黄色で液状体。乾燥の遅い有機顔料や黒に用いられる事が多い。

・ポピーオイル
ケシの実から得られる。
乾燥は遅いが、黄変が少ない。
乾燥した皮膜はリンシードと比較して堅牢さに劣る。
無色に近い液状体。白や淡い色に用いられる。

・サフラワーオイル
紅花の種子から得られる。
乾燥や黄変度合いはポピーと同程度。
日本の画用市販品としては見かけた事が無い。某メーカーのパーマネントホワイトの習作用絵具の練り油で使用されている。

・ウォールナッツオイル
胡桃から得られる。
乾燥・黄変度合いはリンシードとポピーの中間程度。
日本のメーカーからは市販されていないようで、海外のメーカーのものは日本の店舗でも見かける。
用途としては、出来る限り乾燥を遅らせ黄変も少なく調合の手間を減らしたい時だろうか。あとは胡桃油ならではの材質感を求めるとき。
液状。

加工乾性油

・スタンドオイル
リンシードベースが一般的でポピーベースの物もある。
油を加熱重合した物。
乾燥は遅く、黄変は少ない。
堅牢性は非常に高い。
透明度と光沢度は非常に高い。

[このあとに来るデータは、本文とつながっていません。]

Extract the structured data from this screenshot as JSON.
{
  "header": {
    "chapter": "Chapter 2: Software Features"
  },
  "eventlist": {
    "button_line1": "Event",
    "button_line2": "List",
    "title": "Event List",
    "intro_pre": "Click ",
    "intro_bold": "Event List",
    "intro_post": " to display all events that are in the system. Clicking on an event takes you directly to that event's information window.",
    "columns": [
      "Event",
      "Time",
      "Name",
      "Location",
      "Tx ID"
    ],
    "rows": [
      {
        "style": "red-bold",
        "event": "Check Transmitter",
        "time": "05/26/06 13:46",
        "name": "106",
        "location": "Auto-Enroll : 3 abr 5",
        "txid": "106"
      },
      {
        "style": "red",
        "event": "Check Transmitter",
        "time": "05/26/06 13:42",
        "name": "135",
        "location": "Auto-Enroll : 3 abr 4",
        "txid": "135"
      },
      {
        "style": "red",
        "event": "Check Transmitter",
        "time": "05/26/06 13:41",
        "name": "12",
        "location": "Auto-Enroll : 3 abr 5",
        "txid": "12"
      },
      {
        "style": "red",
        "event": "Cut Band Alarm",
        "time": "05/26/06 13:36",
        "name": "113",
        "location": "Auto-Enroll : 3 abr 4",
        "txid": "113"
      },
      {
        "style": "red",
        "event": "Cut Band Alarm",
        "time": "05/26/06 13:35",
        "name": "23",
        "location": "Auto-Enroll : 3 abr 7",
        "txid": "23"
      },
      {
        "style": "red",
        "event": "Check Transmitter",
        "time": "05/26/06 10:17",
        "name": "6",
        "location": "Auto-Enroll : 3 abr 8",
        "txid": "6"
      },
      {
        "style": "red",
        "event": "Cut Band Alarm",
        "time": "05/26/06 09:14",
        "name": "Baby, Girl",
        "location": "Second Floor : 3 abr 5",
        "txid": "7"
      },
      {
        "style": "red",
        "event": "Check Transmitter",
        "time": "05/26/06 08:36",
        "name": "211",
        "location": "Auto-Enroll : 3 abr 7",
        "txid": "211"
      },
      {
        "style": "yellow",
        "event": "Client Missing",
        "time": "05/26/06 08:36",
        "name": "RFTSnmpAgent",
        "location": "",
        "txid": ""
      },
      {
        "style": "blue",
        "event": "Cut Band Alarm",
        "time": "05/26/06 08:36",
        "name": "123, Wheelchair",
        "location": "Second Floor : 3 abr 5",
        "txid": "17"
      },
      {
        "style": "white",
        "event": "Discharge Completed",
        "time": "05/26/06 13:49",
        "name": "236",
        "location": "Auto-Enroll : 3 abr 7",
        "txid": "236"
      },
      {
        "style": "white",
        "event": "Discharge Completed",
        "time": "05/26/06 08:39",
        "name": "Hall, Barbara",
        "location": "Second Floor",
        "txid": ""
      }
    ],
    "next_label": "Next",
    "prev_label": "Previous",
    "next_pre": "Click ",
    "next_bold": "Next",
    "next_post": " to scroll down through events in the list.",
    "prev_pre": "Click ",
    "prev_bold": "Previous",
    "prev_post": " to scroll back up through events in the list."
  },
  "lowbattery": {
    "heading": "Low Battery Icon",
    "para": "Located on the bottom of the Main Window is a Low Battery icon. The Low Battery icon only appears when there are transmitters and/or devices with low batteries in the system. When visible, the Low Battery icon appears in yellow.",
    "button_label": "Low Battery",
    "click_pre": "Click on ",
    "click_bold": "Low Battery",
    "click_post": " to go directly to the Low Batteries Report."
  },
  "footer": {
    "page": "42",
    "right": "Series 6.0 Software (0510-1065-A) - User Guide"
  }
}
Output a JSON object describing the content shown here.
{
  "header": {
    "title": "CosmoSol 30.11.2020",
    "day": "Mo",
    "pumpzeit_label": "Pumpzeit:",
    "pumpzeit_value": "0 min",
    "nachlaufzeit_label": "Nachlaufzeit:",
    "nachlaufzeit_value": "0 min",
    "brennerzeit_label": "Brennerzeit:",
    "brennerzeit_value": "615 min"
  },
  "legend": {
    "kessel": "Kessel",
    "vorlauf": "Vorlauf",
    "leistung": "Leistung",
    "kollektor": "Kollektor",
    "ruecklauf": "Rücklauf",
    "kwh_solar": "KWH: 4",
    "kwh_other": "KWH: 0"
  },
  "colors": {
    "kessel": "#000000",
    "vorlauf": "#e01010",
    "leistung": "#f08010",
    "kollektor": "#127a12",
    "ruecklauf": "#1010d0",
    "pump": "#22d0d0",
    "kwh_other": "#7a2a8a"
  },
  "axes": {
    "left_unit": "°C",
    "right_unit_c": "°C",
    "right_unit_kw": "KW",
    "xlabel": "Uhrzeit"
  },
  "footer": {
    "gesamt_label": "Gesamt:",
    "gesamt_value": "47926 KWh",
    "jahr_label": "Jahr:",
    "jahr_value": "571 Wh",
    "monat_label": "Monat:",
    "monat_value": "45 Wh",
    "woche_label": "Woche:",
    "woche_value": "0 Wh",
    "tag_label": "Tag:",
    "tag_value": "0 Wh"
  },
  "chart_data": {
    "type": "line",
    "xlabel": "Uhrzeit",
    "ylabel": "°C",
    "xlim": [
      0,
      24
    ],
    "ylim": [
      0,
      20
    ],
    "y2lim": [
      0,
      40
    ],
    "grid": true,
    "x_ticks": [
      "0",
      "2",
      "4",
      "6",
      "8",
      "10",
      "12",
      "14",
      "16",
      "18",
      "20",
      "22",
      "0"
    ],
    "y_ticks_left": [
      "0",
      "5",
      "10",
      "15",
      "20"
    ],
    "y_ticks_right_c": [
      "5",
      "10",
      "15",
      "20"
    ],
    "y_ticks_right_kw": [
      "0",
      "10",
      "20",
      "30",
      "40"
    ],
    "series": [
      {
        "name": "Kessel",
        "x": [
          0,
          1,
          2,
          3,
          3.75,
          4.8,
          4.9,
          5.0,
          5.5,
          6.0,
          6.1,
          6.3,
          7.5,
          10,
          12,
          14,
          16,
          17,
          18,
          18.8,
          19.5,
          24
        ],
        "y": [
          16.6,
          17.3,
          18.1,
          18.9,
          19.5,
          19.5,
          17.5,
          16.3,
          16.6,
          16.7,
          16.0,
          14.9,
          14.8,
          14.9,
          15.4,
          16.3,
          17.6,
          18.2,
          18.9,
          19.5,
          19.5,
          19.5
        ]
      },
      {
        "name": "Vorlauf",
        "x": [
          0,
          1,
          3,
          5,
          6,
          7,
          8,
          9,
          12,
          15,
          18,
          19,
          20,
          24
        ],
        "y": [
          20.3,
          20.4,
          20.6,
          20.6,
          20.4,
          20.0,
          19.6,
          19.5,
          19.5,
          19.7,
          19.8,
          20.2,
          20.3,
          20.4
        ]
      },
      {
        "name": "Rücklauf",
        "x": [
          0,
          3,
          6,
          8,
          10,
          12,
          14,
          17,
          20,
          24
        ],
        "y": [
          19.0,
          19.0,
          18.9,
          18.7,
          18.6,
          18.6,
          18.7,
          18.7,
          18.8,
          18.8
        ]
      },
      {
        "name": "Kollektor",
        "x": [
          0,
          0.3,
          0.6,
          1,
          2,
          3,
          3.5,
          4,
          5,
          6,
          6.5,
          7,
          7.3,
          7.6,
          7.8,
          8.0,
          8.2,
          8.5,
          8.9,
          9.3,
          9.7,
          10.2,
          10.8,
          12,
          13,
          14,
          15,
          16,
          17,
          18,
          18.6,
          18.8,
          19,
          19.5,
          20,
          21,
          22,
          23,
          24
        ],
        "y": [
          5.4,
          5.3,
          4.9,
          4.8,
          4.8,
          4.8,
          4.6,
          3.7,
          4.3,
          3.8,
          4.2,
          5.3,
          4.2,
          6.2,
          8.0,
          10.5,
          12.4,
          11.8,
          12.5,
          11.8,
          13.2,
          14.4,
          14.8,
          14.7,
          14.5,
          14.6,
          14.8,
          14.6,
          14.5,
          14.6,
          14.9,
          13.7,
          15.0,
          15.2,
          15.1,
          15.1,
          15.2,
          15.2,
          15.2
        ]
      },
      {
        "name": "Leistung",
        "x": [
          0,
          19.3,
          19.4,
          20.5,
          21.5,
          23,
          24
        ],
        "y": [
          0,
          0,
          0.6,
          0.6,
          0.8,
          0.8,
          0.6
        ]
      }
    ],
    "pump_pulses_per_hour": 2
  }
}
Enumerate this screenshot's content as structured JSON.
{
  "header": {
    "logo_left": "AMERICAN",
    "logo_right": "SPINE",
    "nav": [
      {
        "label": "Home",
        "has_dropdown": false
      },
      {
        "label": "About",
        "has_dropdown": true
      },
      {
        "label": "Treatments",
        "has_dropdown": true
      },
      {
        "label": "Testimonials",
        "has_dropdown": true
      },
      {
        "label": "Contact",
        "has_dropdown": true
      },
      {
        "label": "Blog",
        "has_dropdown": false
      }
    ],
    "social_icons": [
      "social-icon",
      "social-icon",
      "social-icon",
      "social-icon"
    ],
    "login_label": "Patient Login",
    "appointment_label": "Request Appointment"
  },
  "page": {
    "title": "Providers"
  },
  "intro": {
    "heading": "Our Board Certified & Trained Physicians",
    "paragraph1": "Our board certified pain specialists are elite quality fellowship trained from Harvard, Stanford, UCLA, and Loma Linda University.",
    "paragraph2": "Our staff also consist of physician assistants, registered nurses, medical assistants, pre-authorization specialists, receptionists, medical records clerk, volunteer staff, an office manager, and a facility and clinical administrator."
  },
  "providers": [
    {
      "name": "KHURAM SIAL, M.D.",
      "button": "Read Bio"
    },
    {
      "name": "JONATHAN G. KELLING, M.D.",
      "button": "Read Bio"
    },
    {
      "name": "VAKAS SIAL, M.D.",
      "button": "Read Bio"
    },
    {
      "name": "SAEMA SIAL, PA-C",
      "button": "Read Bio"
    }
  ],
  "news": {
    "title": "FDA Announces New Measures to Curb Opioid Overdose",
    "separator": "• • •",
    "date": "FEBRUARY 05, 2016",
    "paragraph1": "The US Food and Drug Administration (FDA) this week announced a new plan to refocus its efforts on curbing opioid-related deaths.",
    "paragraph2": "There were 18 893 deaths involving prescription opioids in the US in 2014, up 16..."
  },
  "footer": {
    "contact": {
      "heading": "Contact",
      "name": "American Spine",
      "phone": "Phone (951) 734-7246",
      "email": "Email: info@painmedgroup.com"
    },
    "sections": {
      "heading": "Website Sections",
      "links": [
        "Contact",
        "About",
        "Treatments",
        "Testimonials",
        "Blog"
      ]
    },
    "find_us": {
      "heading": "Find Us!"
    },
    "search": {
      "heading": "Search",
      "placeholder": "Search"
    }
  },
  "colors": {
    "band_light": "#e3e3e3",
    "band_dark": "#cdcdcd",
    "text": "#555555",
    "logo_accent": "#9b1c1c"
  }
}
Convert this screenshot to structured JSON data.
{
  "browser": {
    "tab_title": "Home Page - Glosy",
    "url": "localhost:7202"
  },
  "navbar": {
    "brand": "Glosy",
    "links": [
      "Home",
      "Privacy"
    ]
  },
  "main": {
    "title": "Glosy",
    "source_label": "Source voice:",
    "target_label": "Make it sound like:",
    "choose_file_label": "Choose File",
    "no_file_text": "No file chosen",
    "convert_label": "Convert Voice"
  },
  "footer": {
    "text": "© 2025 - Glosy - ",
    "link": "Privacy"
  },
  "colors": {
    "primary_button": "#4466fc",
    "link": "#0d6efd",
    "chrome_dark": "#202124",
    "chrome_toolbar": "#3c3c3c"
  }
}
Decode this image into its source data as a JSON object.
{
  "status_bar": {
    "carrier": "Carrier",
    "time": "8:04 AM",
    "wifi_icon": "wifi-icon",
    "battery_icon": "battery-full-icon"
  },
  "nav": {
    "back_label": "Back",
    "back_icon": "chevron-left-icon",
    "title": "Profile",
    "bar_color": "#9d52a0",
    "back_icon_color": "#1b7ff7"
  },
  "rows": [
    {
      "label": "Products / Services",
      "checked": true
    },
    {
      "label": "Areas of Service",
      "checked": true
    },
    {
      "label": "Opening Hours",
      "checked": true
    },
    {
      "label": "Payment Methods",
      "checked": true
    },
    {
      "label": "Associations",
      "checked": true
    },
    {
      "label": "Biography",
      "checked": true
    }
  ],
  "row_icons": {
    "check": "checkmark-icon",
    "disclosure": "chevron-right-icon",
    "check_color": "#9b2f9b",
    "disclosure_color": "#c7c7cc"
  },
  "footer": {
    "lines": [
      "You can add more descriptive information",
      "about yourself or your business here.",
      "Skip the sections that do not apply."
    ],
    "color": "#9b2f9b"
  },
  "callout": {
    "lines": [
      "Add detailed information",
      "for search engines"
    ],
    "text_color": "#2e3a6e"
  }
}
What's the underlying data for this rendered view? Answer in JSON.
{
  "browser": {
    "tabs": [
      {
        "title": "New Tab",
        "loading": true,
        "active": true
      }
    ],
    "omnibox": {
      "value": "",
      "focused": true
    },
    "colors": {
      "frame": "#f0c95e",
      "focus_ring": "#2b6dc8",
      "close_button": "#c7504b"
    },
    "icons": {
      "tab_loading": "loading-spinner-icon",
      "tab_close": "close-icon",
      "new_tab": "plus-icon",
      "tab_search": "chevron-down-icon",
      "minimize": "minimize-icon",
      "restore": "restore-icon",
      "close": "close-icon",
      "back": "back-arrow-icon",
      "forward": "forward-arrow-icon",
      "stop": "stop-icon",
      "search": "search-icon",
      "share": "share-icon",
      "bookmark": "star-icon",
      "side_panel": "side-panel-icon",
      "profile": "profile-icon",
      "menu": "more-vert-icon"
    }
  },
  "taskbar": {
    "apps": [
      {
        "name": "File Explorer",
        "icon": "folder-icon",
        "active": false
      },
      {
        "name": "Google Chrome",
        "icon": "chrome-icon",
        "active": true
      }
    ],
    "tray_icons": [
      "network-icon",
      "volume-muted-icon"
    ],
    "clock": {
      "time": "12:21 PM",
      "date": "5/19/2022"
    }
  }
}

展稠性があるので筆跡が残りにくく平滑な画面を作りやすい。
その性質からグレージング技法にベネチアテレピンと併用する事が多い。
黄色で粘稠体。(液状に近いものもある)

・サンシックンドオイル
リンシードベースとポピーベースの物もある。
太陽に晒し重合させる事で得られる。
光沢度と透明性は高く、乾燥性は良く、堅牢性も高い。
ラベンダー精油を加えると伸びが非常に良くなる。
乳化作用があるので水を使用するテンペラにも使われる。
濃い褐色の蜂蜜状のやや粘稠体。

・ブラックオイル
名称によるいくつかのやや差異のある同様のものがあるが、鉛・コバルト・マンガンなどいずれかまたは複数の乾燥促進剤を加えて加熱重合した物である。
乾燥も早く光沢度も高い。
かなり濃い色で、乾燥促進剤が入っているので紙や布に含ませた場合は後始末に気を付けたい。